Who Is He?

363 27 5
                                    

Janhvi;

Aku dan Vishal sudah mendatangi beberapa lahan kosong di daerah Andheri, namun tak ada satupun dari lahan itu yang disukai oleh nya. Vishal terus menggeleng dan merasa tempat yang kami datangi kurang strategis untuk sebuah toko roti.

"Bukankah sudah kukatakan sebelumnya, pusat perbelanjaan adalah tempat paling strategis sekarang ini." Komentarku saat kami mengakhiri pencarian hari ini.

"Dengar Janhvi, kau tidak mengerti. Prasad Bakery tidak cocok bersanding dengan toko-toko pakaian." Ujarnya mengulangi kalimatnya. "Di Swiss, toko roti ayahku dibangun disekitar toko makanan lainnya."

"Ayolah, Vishal. Ini Mumbai, bukan Swiss. Tidak ada yang tidak mungkin di Mumbai termasuk sebuah toko roti diantara toko-toko pakaian lainnya. Bahkan ada sebuah toko roti di dekat toko bangunan, kau mau kutunjukkan?"

Vishal menoleh dengan bola matanya yang melebar. "Are you made? Tidak. Prasad roti tidak boleh bersanding dengan toko yang memiliki banyak debu."

Aku mengernyit.

"Kau tahu betul apa yang mereka jual, bukan? Semen, batu, kayu yang diamplas, semua itu mengeluarkan polusi." Vishal mendengus dengan bibirnya yang mengembang. "Prasad Bakery tidak hanya mengutamakan profit semata, Janhvi."

"Ya baiklah. Terserah padamu saja. Tapi kau ingat, aku tidak punya cukup waktu untuk menemanimu berkeliling untuk mendapatkan lahan untuk membangun tokomu itu. Rohit akan kembali ke Mumbai dalam beberapa hari dan dia sudah punya jadwal kerja untukku."

"Oh tidak." Vishal tampak kecewa. "Kalau begitu aku tidak bisa selalu mengandalkanmu."

"Tentu saja tidak." Selaku. "Kau tidak perlu mengandalkan orang lain jika dirimu sendiri bisa.

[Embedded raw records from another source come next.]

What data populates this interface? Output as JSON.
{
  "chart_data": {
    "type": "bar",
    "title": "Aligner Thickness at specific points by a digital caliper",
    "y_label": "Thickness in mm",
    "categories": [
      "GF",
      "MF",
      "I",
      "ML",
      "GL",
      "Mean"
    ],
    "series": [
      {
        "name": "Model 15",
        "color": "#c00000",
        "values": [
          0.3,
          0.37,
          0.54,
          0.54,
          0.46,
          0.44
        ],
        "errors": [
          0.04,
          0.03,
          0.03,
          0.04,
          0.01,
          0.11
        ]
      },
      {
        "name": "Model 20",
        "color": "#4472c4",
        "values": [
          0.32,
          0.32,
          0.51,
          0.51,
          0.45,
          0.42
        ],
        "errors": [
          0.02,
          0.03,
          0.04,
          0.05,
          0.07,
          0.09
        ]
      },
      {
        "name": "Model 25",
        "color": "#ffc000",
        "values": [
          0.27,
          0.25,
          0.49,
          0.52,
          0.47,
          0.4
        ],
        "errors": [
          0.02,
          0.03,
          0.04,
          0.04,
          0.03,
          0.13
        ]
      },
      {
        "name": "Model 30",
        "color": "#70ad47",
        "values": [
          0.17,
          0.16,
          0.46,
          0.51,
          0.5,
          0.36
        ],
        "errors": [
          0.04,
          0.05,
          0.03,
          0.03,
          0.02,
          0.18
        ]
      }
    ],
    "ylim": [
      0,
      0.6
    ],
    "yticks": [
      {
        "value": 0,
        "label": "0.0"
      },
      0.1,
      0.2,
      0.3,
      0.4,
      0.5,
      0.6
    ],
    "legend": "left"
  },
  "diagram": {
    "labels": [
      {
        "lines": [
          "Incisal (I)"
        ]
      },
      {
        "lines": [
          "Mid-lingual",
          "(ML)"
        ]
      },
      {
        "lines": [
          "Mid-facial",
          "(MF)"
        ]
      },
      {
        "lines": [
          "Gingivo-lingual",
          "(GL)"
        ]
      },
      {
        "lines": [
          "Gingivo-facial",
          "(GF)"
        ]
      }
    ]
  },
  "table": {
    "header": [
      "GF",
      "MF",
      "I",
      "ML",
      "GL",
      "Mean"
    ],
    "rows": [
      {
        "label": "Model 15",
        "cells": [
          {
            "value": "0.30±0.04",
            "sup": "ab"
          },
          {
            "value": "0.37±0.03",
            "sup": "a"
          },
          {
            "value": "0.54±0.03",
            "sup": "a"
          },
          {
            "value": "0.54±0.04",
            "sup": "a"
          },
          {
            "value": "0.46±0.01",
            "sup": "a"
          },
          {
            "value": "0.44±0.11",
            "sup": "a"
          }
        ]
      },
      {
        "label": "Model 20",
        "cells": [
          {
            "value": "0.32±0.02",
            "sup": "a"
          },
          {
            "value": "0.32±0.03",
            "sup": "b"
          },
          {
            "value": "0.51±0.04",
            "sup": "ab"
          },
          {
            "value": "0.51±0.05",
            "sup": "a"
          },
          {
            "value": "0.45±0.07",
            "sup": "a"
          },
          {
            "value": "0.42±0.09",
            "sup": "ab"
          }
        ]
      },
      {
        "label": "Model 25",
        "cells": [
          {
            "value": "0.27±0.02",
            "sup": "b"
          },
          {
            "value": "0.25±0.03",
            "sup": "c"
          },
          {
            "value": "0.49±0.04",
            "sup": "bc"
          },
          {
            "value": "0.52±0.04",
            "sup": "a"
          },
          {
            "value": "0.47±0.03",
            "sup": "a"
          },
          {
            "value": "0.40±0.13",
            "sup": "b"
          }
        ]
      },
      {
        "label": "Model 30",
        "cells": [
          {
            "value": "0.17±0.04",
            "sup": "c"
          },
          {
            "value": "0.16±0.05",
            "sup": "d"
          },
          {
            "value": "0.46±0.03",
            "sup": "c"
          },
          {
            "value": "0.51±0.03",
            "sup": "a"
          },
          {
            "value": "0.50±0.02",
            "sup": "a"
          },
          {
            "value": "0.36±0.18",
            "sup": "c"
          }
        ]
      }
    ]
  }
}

Lagipula, terlalu sering mengandalkan orang lain tidak baik untuk kesehatan, Vishal."

"Benarkah?" Tanyanya tanpa melepas konsentrasi sedikitpun dari jalan protokol Mumbai yang ramai. "Bagaimana bisa begitu?"

"Tentu saja bisa. Jika kau terlalu sering mengandalkan orang lain dibanding dirimu sendiri, kau pasti akan dikecewakan suatu hari nanti. Mengandalkan orang lain terlalu banyak akan membuatmu mendapatkan kekecewaan yang besar pula. Terlalu kecewa tidak baik untuk kesehatan Vishal." Nasihatku.

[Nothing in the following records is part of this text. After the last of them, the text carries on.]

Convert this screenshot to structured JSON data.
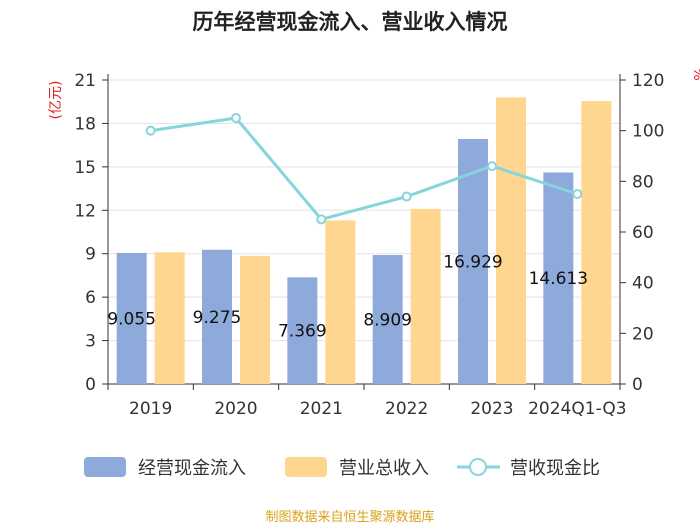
{
  "chart_data": {
    "type": "bar",
    "title": "历年经营现金流入、营业收入情况",
    "categories": [
      "2019",
      "2020",
      "2021",
      "2022",
      "2023",
      "2024Q1-Q3"
    ],
    "series": [
      {
        "name": "经营现金流入",
        "kind": "bar",
        "axis": "left",
        "values": [
          9.055,
          9.275,
          7.369,
          8.909,
          16.929,
          14.613
        ],
        "labels": [
          "9.055",
          "9.275",
          "7.369",
          "8.909",
          "16.929",
          "14.613"
        ]
      },
      {
        "name": "营业总收入",
        "kind": "bar",
        "axis": "left",
        "values": [
          9.1,
          8.85,
          11.3,
          12.1,
          19.8,
          19.55
        ]
      },
      {
        "name": "营收现金比",
        "kind": "line",
        "axis": "right",
        "values": [
          100,
          105,
          65,
          74,
          86,
          75
        ]
      }
    ],
    "y_left": {
      "label": "(亿元)",
      "ylim": [
        0,
        21
      ],
      "ticks": [
        0,
        3,
        6,
        9,
        12,
        15,
        18,
        21
      ]
    },
    "y_right": {
      "label": "%",
      "ylim": [
        0,
        120
      ],
      "ticks": [
        0,
        20,
        40,
        60,
        80,
        100,
        120
      ]
    },
    "legend_position": "bottom",
    "grid": true
  },
  "colors": {
    "cash": "#8eaadb",
    "revenue": "#ffd68f",
    "ratio": "#86d5dc",
    "axis_label": "#e02020",
    "source": "#d9a21b"
  },
  "source_text": "制图数据来自恒生聚源数据库"
}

"Apa kau juga pernah merasa kecewa oleh seseorang yang cukup kauandalkan?"

Pertanyaan yang menarik. "Tentu saja. Aku pernah percaya pada seseorang terlalu dalam, hingga menjadi buta oleh kepercayaan itu sendiri. Dan kekecewaan yang kudapat sungguh menyiksa."

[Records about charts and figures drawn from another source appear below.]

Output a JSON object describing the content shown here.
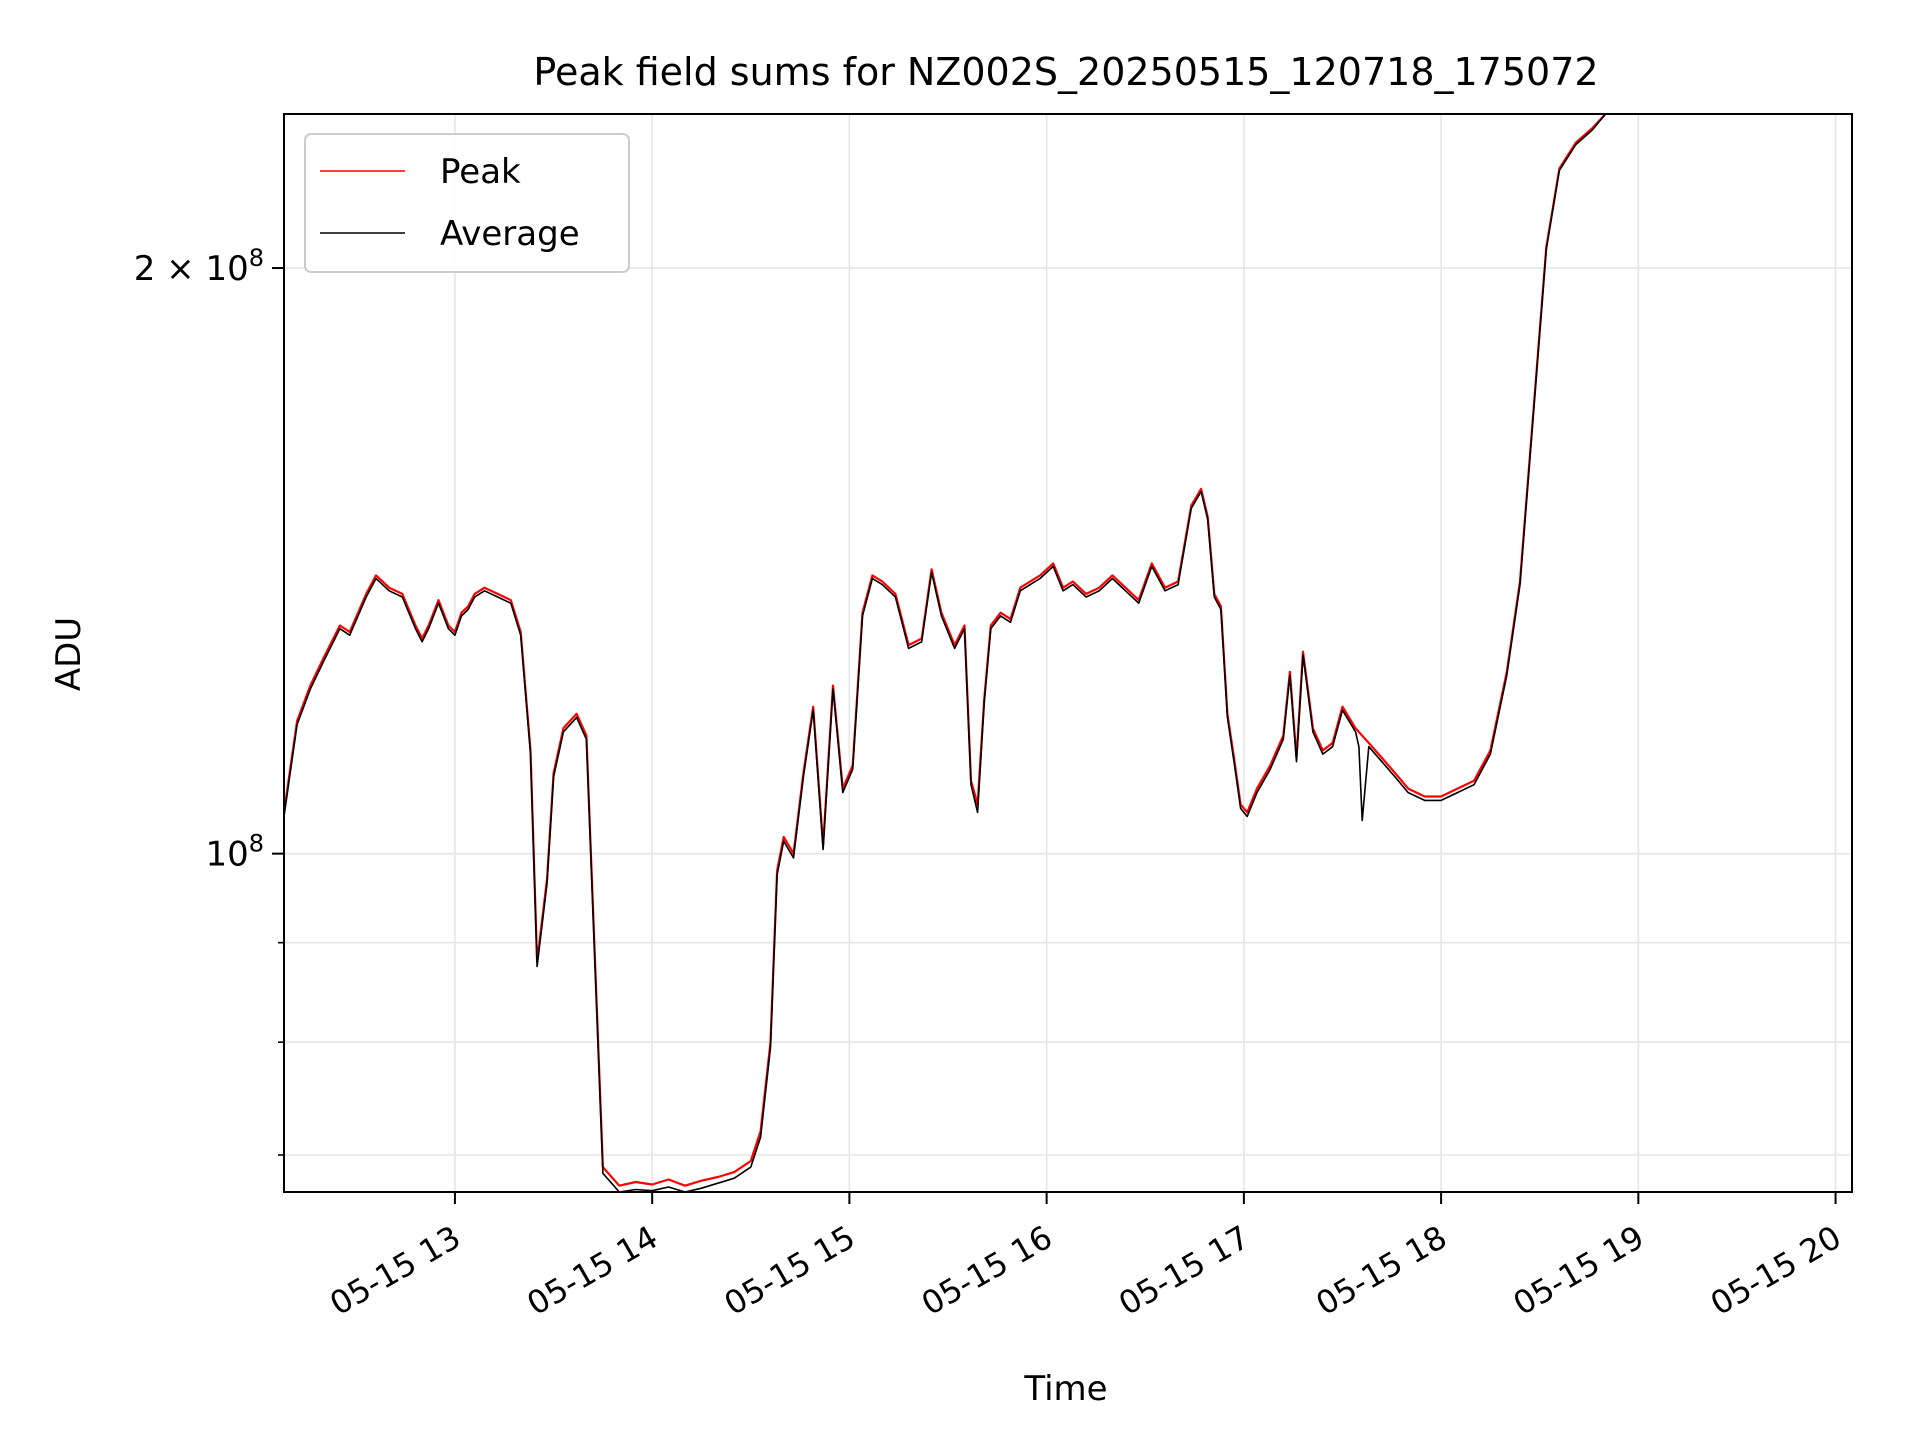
{
  "chart_data": {
    "type": "line",
    "title": "Peak field sums for NZ002S_20250515_120718_175072",
    "xlabel": "Time",
    "ylabel": "ADU",
    "xscale": "time",
    "yscale": "log",
    "xlim": [
      "2025-05-15 12:08:00",
      "2025-05-15 20:05:00"
    ],
    "ylim": [
      67000000,
      240000000
    ],
    "grid": true,
    "legend_position": "top-left",
    "x_ticks": [
      {
        "value": "2025-05-15 13:00",
        "label": "05-15 13"
      },
      {
        "value": "2025-05-15 14:00",
        "label": "05-15 14"
      },
      {
        "value": "2025-05-15 15:00",
        "label": "05-15 15"
      },
      {
        "value": "2025-05-15 16:00",
        "label": "05-15 16"
      },
      {
        "value": "2025-05-15 17:00",
        "label": "05-15 17"
      },
      {
        "value": "2025-05-15 18:00",
        "label": "05-15 18"
      },
      {
        "value": "2025-05-15 19:00",
        "label": "05-15 19"
      },
      {
        "value": "2025-05-15 20:00",
        "label": "05-15 20"
      }
    ],
    "y_ticks": [
      {
        "value": 100000000,
        "base": "10",
        "exp": "8",
        "coef": ""
      },
      {
        "value": 200000000,
        "base": "10",
        "exp": "8",
        "coef": "2 × "
      }
    ],
    "y_minor_ticks": [
      70000000,
      80000000,
      90000000,
      300000000
    ],
    "series": [
      {
        "name": "Peak",
        "color": "#ff0000",
        "x": [
          "2025-05-15 12:08",
          "2025-05-15 12:12",
          "2025-05-15 12:16",
          "2025-05-15 12:20",
          "2025-05-15 12:25",
          "2025-05-15 12:28",
          "2025-05-15 12:33",
          "2025-05-15 12:36",
          "2025-05-15 12:40",
          "2025-05-15 12:44",
          "2025-05-15 12:48",
          "2025-05-15 12:50",
          "2025-05-15 12:52",
          "2025-05-15 12:55",
          "2025-05-15 12:58",
          "2025-05-15 13:00",
          "2025-05-15 13:02",
          "2025-05-15 13:04",
          "2025-05-15 13:06",
          "2025-05-15 13:09",
          "2025-05-15 13:13",
          "2025-05-15 13:17",
          "2025-05-15 13:20",
          "2025-05-15 13:23",
          "2025-05-15 13:25",
          "2025-05-15 13:28",
          "2025-05-15 13:30",
          "2025-05-15 13:33",
          "2025-05-15 13:37",
          "2025-05-15 13:40",
          "2025-05-15 13:45",
          "2025-05-15 13:50",
          "2025-05-15 13:55",
          "2025-05-15 14:00",
          "2025-05-15 14:05",
          "2025-05-15 14:10",
          "2025-05-15 14:15",
          "2025-05-15 14:20",
          "2025-05-15 14:25",
          "2025-05-15 14:30",
          "2025-05-15 14:33",
          "2025-05-15 14:36",
          "2025-05-15 14:38",
          "2025-05-15 14:40",
          "2025-05-15 14:43",
          "2025-05-15 14:46",
          "2025-05-15 14:49",
          "2025-05-15 14:52",
          "2025-05-15 14:55",
          "2025-05-15 14:58",
          "2025-05-15 15:01",
          "2025-05-15 15:04",
          "2025-05-15 15:07",
          "2025-05-15 15:10",
          "2025-05-15 15:14",
          "2025-05-15 15:18",
          "2025-05-15 15:22",
          "2025-05-15 15:25",
          "2025-05-15 15:28",
          "2025-05-15 15:32",
          "2025-05-15 15:35",
          "2025-05-15 15:37",
          "2025-05-15 15:39",
          "2025-05-15 15:41",
          "2025-05-15 15:43",
          "2025-05-15 15:46",
          "2025-05-15 15:49",
          "2025-05-15 15:52",
          "2025-05-15 15:55",
          "2025-05-15 15:58",
          "2025-05-15 16:02",
          "2025-05-15 16:05",
          "2025-05-15 16:08",
          "2025-05-15 16:12",
          "2025-05-15 16:16",
          "2025-05-15 16:20",
          "2025-05-15 16:24",
          "2025-05-15 16:28",
          "2025-05-15 16:32",
          "2025-05-15 16:36",
          "2025-05-15 16:40",
          "2025-05-15 16:44",
          "2025-05-15 16:47",
          "2025-05-15 16:49",
          "2025-05-15 16:51",
          "2025-05-15 16:53",
          "2025-05-15 16:55",
          "2025-05-15 16:57",
          "2025-05-15 16:59",
          "2025-05-15 17:01",
          "2025-05-15 17:04",
          "2025-05-15 17:08",
          "2025-05-15 17:12",
          "2025-05-15 17:14",
          "2025-05-15 17:16",
          "2025-05-15 17:18",
          "2025-05-15 17:21",
          "2025-05-15 17:24",
          "2025-05-15 17:27",
          "2025-05-15 17:30",
          "2025-05-15 17:34",
          "2025-05-15 17:38",
          "2025-05-15 17:42",
          "2025-05-15 17:46",
          "2025-05-15 17:50",
          "2025-05-15 17:55",
          "2025-05-15 18:00",
          "2025-05-15 18:05",
          "2025-05-15 18:10",
          "2025-05-15 18:15",
          "2025-05-15 18:20",
          "2025-05-15 18:24",
          "2025-05-15 18:28",
          "2025-05-15 18:32",
          "2025-05-15 18:36",
          "2025-05-15 18:41",
          "2025-05-15 18:46",
          "2025-05-15 18:50"
        ],
        "y": [
          105000000,
          117000000,
          122000000,
          126000000,
          131000000,
          130000000,
          136000000,
          139000000,
          137000000,
          136000000,
          131000000,
          129000000,
          131000000,
          135000000,
          131000000,
          130000000,
          133000000,
          134000000,
          136000000,
          137000000,
          136000000,
          135000000,
          130000000,
          113000000,
          88000000,
          97000000,
          110000000,
          116000000,
          118000000,
          115000000,
          69000000,
          67500000,
          67800000,
          67600000,
          68000000,
          67500000,
          67900000,
          68200000,
          68600000,
          69500000,
          72000000,
          80000000,
          98000000,
          102000000,
          100000000,
          110000000,
          119000000,
          101000000,
          122000000,
          108000000,
          111000000,
          133000000,
          139000000,
          138000000,
          136000000,
          128000000,
          129000000,
          140000000,
          133000000,
          128000000,
          131000000,
          109000000,
          106000000,
          120000000,
          131000000,
          133000000,
          132000000,
          137000000,
          138000000,
          139000000,
          141000000,
          137000000,
          138000000,
          136000000,
          137000000,
          139000000,
          137000000,
          135000000,
          141000000,
          137000000,
          138000000,
          151000000,
          154000000,
          149000000,
          136000000,
          134000000,
          118000000,
          112000000,
          106000000,
          105000000,
          108000000,
          111000000,
          115000000,
          124000000,
          112000000,
          127000000,
          116000000,
          113000000,
          114000000,
          119000000,
          116000000,
          114000000,
          112000000,
          110000000,
          108000000,
          107000000,
          107000000,
          108000000,
          109000000,
          113000000,
          124000000,
          138000000,
          168000000,
          205000000,
          225000000,
          232000000,
          236000000,
          240000000
        ]
      },
      {
        "name": "Average",
        "color": "#000000",
        "x": [
          "2025-05-15 12:08",
          "2025-05-15 12:12",
          "2025-05-15 12:16",
          "2025-05-15 12:20",
          "2025-05-15 12:25",
          "2025-05-15 12:28",
          "2025-05-15 12:33",
          "2025-05-15 12:36",
          "2025-05-15 12:40",
          "2025-05-15 12:44",
          "2025-05-15 12:48",
          "2025-05-15 12:50",
          "2025-05-15 12:52",
          "2025-05-15 12:55",
          "2025-05-15 12:58",
          "2025-05-15 13:00",
          "2025-05-15 13:02",
          "2025-05-15 13:04",
          "2025-05-15 13:06",
          "2025-05-15 13:09",
          "2025-05-15 13:13",
          "2025-05-15 13:17",
          "2025-05-15 13:20",
          "2025-05-15 13:23",
          "2025-05-15 13:25",
          "2025-05-15 13:28",
          "2025-05-15 13:30",
          "2025-05-15 13:33",
          "2025-05-15 13:37",
          "2025-05-15 13:40",
          "2025-05-15 13:45",
          "2025-05-15 13:50",
          "2025-05-15 13:55",
          "2025-05-15 14:00",
          "2025-05-15 14:05",
          "2025-05-15 14:10",
          "2025-05-15 14:15",
          "2025-05-15 14:20",
          "2025-05-15 14:25",
          "2025-05-15 14:30",
          "2025-05-15 14:33",
          "2025-05-15 14:36",
          "2025-05-15 14:38",
          "2025-05-15 14:40",
          "2025-05-15 14:43",
          "2025-05-15 14:46",
          "2025-05-15 14:49",
          "2025-05-15 14:52",
          "2025-05-15 14:55",
          "2025-05-15 14:58",
          "2025-05-15 15:01",
          "2025-05-15 15:04",
          "2025-05-15 15:07",
          "2025-05-15 15:10",
          "2025-05-15 15:14",
          "2025-05-15 15:18",
          "2025-05-15 15:22",
          "2025-05-15 15:25",
          "2025-05-15 15:28",
          "2025-05-15 15:32",
          "2025-05-15 15:35",
          "2025-05-15 15:37",
          "2025-05-15 15:39",
          "2025-05-15 15:41",
          "2025-05-15 15:43",
          "2025-05-15 15:46",
          "2025-05-15 15:49",
          "2025-05-15 15:52",
          "2025-05-15 15:55",
          "2025-05-15 15:58",
          "2025-05-15 16:02",
          "2025-05-15 16:05",
          "2025-05-15 16:08",
          "2025-05-15 16:12",
          "2025-05-15 16:16",
          "2025-05-15 16:20",
          "2025-05-15 16:24",
          "2025-05-15 16:28",
          "2025-05-15 16:32",
          "2025-05-15 16:36",
          "2025-05-15 16:40",
          "2025-05-15 16:44",
          "2025-05-15 16:47",
          "2025-05-15 16:49",
          "2025-05-15 16:51",
          "2025-05-15 16:53",
          "2025-05-15 16:55",
          "2025-05-15 16:57",
          "2025-05-15 16:59",
          "2025-05-15 17:01",
          "2025-05-15 17:04",
          "2025-05-15 17:08",
          "2025-05-15 17:12",
          "2025-05-15 17:14",
          "2025-05-15 17:16",
          "2025-05-15 17:18",
          "2025-05-15 17:21",
          "2025-05-15 17:24",
          "2025-05-15 17:27",
          "2025-05-15 17:30",
          "2025-05-15 17:34",
          "2025-05-15 17:35",
          "2025-05-15 17:36",
          "2025-05-15 17:38",
          "2025-05-15 17:42",
          "2025-05-15 17:46",
          "2025-05-15 17:50",
          "2025-05-15 17:55",
          "2025-05-15 18:00",
          "2025-05-15 18:05",
          "2025-05-15 18:10",
          "2025-05-15 18:15",
          "2025-05-15 18:20",
          "2025-05-15 18:24",
          "2025-05-15 18:28",
          "2025-05-15 18:32",
          "2025-05-15 18:36",
          "2025-05-15 18:41",
          "2025-05-15 18:46",
          "2025-05-15 18:50"
        ],
        "y": [
          104500000,
          116500000,
          121500000,
          125500000,
          130500000,
          129500000,
          135500000,
          138500000,
          136500000,
          135500000,
          130500000,
          128500000,
          130500000,
          134500000,
          130500000,
          129500000,
          132500000,
          133500000,
          135500000,
          136500000,
          135500000,
          134500000,
          129500000,
          112500000,
          87500000,
          96500000,
          109500000,
          115500000,
          117500000,
          114500000,
          68500000,
          67000000,
          67200000,
          67100000,
          67400000,
          67000000,
          67300000,
          67700000,
          68100000,
          69000000,
          71500000,
          79500000,
          97500000,
          101500000,
          99500000,
          109500000,
          118500000,
          100500000,
          121500000,
          107500000,
          110500000,
          132500000,
          138500000,
          137500000,
          135500000,
          127500000,
          128500000,
          139500000,
          132500000,
          127500000,
          130500000,
          108500000,
          105000000,
          119500000,
          130500000,
          132500000,
          131500000,
          136500000,
          137500000,
          138500000,
          140500000,
          136500000,
          137500000,
          135500000,
          136500000,
          138500000,
          136500000,
          134500000,
          140500000,
          136500000,
          137500000,
          150500000,
          153500000,
          148500000,
          135500000,
          133500000,
          117500000,
          111500000,
          105500000,
          104500000,
          107500000,
          110500000,
          114500000,
          123500000,
          111500000,
          126500000,
          115500000,
          112500000,
          113500000,
          118500000,
          115500000,
          113500000,
          104000000,
          113500000,
          111500000,
          109500000,
          107500000,
          106500000,
          106500000,
          107500000,
          108500000,
          112500000,
          123500000,
          137500000,
          167500000,
          204500000,
          224500000,
          231500000,
          235500000,
          240000000
        ]
      }
    ]
  }
}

"Apa kau berbicara soal Jigar, Janhvi?"

Aku melotot ke arah Vishal, "mengapa kau terdengar begitu vulgar?" Aku kesal sekali padanya. Vishal yang hari ini bersamaku entah mengapa bukan seperti Vishal yang bulan lalu kukenal. Hari ini dia terlalu banyak meledekku.

Vishal tertawa keras, "sudahlah Janhvi, tidak perlu berkelit dariku. Kau sebenarnya sangat merindukan Jigar, bukan?"

Apa Vishal sudah lupa cara menghibur seseorang? Dia seolah memanfaatkan kejadian waktu itu untuk meledekku.

"Katakan saja, Janhvi. Merindukan Jigar bukan sebuah kesalahan. Kau tetap berhak merindukannya."

Aku terdiam. Vishal membuatku ingin meledak. Tidak bisakah aku bebas dari Jigar meski hanya sebentar? Selalu saja ada yang mengingatkanku tentangnya.

"Janhvi, jangan pernah bohongi hatimu sendiri. Hatimu, meski kau terlalu sering mengingkarinya, masih milik Jigar. Jika tidak, mana mungkin kau mengungkitnya terus dan terus."

"Vishal, kau tidak sadar bahwa kau yang mengungkit hal itu tadi." Aku menggigit bibir bawahku, mencoba menahan emosi.

"Baiklah, aku minta maaf. Tapi kau terlalu emosional dan itu tidak baik untuk kesehatanmu, Janhvi." Senyum Vishal terlihat miring.